A Look Back at Doom 2099 #14 (1994)

Disclaimer: This is my original work with details sourced from reading the comic book and doing personal research. Anyone who wants to use this article, in part or in whole, needs to secure first my permission and agree to cite me as the source and author. Let it be known that any unauthorized use of this article will constrain the author to pursue the remedies under R.A. No. 8293, the Revised Penal Code, and/or all applicable legal actions under the laws of the Philippines.

Welcome back, superhero enthusiasts, comic book collectors, fans of 1990s pop culture and fans of Marvel Comics! We return to The Fall of the Hammer crossover storyline of Marvel’s 2099 universe and this is my first time to review a comic book of Doom 2099 (note: this comic book marks the 4th chapter of the crossover).

Last time around, the X-Men of 2099 got involved in the events and their member Skullfire got reunited with them thanks to some help by Doom of 2099. The self-proclaimed Thor realizes that a powerful friend of his is down on the floor.

With those details laid down, here is a look back at Doom 2099 #14, published in 1993 (cover dated 1994) by Marvel Comics with a story written by John Francis Moore and drawn by Pat Broderick.

The cover.

Early story

The story begins in Valhalla where Thor sees his powerful friend lying down helpless. X-Men’s Bloodhawk, Krystalin, Meanstreak, Skullfire and the self-proclaimed Loki witness Thor’s curiosity. Loki, who is actually Meanstreak’s friend Boone in disguise, tells Thor to blame what he calls the spoiled children for conspiring against him. Meanstreak tells Boone to stop his act and reminds him that he was the one who caused the short-circuit.

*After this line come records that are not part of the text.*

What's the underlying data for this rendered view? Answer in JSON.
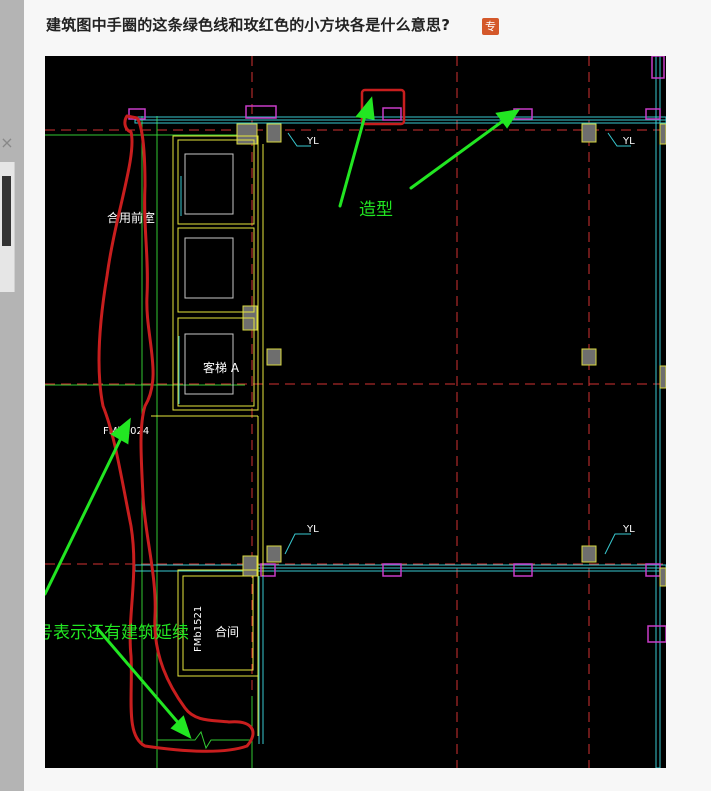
{
  "question": {
    "title": "建筑图中手圈的这条绿色线和玫红色的小方块各是什么意思?",
    "badge": "专"
  },
  "sidebar": {
    "close_glyph": "×"
  },
  "drawing": {
    "labels": {
      "yl": "YL",
      "room_front": "合用前室",
      "elevator": "客梯 A",
      "door_fm1": "FMb1024",
      "door_fm2": "FMb1521",
      "room_small": "合间"
    },
    "annotations": {
      "shape": "造型",
      "break_symbol": "折号表示还有建筑延续"
    },
    "colors": {
      "background": "#000000",
      "wall": "#e6e63c",
      "cyan": "#39c8cf",
      "magenta": "#c83cc8",
      "red_axis": "#d23232",
      "green_line": "#32c832",
      "hand_circle": "#c81e1e",
      "arrow": "#22e622",
      "annotation_text": "#22e622"
    }
  }
}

Doom 2099 then tells them that none of the gods are real for they are the fabrication of science created to exploit the believers of Thor who have desperately awaited the return of their god. Doom points out that the real threat is not the Asgardian play actors but rather the flying city of Valhalla itself.

After hearing the ramblings of the others, Thor then makes his move to strike Doom 2099…


This comic book shows Spider-Man and Punisher of 2099 finally ending their long ride together.

As expected, there is indeed pay-off executed in this comic book in relation to the gradual build-up that took place in the first three chapters (Spider-Man 2099 #16, Ravage 2099 #15, and X-Men 2099 #5). You must be wondering how was the pay-off…I can say it was executed good enough. Not only does this comic book reveal the truth about the so-called Asgardian deities, it also sheds light on who the pretenders really are and, more notably, who is the mastermind behind everything and why did all these unfortunate events happen in the first place.

Behind it all, there is subversion in the form of criticism and accusations against corporations, against people of faith and even against idolaters who don’t realize that idolatry is unholy and foolish. In a certain way, this comic book made its case in support of Marxism, socialism, Communism and atheism even though those four forms of evil were not explicitly emphasized.

When it comes to the characters, Doom 2099’s presence here is actually light but it should be noted that his civil discussion with a powerful figure behind the scenes gave the story a lot of weight. What I enjoyed about Doom 2099 is his Darth Vader-like way of talking and taking action.

The X-Men of 2099 surprisingly have a good share of the spotlight here while Spider-Man 2099 and Punisher 2099 finally stopped riding together and begin to get involved with the troubles of Valhalla. I should state that the first-ever meeting between Spider-Man 2099, Punisher 2099 and Doom 2099 is a short yet powerful scene.  


Doom 2099, the X-Men 2099 members, Loki and Thor on the 2nd page.

Being the fourth chapter of The Fall of the Hammer crossover storyline, I can say that Doom 2099 #14 (1994) proved to be the most engaging chapter yet mainly due to its pay-off in relation to what was built-up before it. The revelations were quite strong and clearly this comic book was the tuning point of the storyline, and even set the stage for the concluding chapter. I caution you, however, that the anti-capitalist and anti-faith themes of this comic book can lead you to trouble if you decide to take them seriously. It is bad enough that American society today is being torn down by Marxist, socialist, Communist and atheistic forces. You have been warned!

If you are seriously planning to buy an existing hard copy of Doom 2099 #14 (1994), be aware that as of this writing, MileHighComics.com shows that the near-mint copy of the regular edition costs $60 while the near-mint copies of the newsstand edition and the signed-and-numbered edition cost $180 and $300 respectively.

Overall, Doom 2099 #14 (1994) is recommended.